The Storage group has an integrity checker which does checksum and catalogue consistency checks between LFC and the local SE (in fact, it can be run remotely against any DPM), but it's much slower than the ATLAS code (mainly because of the checksums).

Currently, the plan is to split effort between improving VO specific scripts (adding checksums), and enhancing our own script - one issue of key importance is that the big VOs will always be able to write specific scripts for their own data management infrastructures than we will, but the small VOs deserve help too (perhaps more so than the big ones), and all these tools need to be interoperable. One aspect of this that we'll be talking about a little more in a future blog post is standardisation of input and output formats - we're planning on standardising on SynCat, or a slightly-derived version of SynCat, as a dump and input specifier format.

This post exists primarily as an informational post, to let people know what's going on. More detail will follow in later blog entries.

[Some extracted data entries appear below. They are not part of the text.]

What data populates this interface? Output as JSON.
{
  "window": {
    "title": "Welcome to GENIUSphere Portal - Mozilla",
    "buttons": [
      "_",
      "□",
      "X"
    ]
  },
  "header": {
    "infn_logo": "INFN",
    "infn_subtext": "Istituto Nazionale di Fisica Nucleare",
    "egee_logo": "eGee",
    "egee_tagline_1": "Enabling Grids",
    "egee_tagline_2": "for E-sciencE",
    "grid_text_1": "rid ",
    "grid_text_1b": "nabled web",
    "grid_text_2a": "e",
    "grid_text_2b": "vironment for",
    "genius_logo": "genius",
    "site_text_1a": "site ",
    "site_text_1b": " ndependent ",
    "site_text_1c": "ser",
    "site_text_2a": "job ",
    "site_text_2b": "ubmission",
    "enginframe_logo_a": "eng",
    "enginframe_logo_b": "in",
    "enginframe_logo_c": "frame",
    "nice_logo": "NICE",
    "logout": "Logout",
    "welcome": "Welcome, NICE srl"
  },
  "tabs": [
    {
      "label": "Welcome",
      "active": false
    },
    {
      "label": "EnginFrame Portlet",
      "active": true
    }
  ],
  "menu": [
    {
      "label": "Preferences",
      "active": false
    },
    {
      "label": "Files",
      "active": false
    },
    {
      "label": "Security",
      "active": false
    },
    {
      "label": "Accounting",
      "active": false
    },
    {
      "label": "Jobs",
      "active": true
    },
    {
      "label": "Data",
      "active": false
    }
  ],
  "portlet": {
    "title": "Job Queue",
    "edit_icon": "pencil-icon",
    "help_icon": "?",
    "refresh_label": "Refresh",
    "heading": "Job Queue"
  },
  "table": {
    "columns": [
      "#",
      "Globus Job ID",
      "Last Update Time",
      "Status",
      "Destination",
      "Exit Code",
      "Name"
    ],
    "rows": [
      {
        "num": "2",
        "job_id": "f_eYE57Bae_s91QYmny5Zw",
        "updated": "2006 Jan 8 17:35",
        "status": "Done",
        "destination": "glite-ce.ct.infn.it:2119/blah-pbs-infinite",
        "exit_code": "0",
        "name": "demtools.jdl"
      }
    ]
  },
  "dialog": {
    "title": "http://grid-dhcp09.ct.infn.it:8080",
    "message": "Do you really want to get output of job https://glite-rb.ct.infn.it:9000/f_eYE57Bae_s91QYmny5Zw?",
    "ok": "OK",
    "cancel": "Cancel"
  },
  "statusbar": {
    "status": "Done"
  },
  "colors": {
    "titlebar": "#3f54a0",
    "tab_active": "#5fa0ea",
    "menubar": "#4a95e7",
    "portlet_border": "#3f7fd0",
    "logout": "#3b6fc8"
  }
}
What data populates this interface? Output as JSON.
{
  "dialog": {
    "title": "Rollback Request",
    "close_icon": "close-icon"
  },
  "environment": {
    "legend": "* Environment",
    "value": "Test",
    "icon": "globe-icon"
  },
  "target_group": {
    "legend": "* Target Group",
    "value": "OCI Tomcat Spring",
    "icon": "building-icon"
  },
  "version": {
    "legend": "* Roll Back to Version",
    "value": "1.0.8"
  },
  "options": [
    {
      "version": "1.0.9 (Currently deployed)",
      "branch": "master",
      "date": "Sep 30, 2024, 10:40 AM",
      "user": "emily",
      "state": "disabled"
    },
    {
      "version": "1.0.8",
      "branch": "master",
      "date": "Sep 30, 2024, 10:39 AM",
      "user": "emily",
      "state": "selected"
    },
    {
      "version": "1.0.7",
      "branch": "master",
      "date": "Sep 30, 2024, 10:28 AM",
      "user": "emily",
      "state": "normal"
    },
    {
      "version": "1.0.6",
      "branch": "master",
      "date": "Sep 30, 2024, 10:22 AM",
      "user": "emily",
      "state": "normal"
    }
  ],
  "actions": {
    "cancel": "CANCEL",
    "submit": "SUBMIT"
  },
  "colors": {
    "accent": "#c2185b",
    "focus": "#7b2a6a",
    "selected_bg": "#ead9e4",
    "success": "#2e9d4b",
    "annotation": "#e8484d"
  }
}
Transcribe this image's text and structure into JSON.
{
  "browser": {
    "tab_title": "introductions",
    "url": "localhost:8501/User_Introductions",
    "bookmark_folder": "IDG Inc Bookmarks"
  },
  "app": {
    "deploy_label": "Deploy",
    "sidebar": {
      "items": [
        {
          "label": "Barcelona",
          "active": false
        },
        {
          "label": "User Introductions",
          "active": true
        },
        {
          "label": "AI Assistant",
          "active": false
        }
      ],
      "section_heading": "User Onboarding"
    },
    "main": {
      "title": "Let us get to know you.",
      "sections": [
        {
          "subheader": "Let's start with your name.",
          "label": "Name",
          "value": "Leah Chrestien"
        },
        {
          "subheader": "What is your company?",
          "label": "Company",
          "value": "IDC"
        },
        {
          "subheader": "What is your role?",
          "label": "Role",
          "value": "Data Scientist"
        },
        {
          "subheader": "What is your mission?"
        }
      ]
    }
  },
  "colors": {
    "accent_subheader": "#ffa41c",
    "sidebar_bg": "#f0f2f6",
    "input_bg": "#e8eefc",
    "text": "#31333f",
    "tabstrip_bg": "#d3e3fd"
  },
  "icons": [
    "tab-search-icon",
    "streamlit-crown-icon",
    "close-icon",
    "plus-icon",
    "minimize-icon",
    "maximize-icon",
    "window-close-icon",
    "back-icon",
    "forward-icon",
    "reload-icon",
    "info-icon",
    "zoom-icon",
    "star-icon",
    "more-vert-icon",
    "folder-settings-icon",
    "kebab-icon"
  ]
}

If anyone wants to volunteer their SE to be checked, however, we're always interested...

01 March 2010

A Phew Good Files

The storage support guys finished integrity checking of 5K ATLAS files held at Lancaster and found no bad files.

This, of course, is a Good Thing™.

The next step is to check more files, and to figure out how implementations cache checksums. Er, the next two steps are to check more files and document handling checksums, and do it for more experiments. Errr, the next three steps are to check more files, document checksum handling, add more experiments, and integrate toolkits more with experiments and data management tools.

There have been some reports of corrupted files but corruptions can happen for more than one reason, and the problem is not always at the site. The Storage Inquisition investigation is ongoing.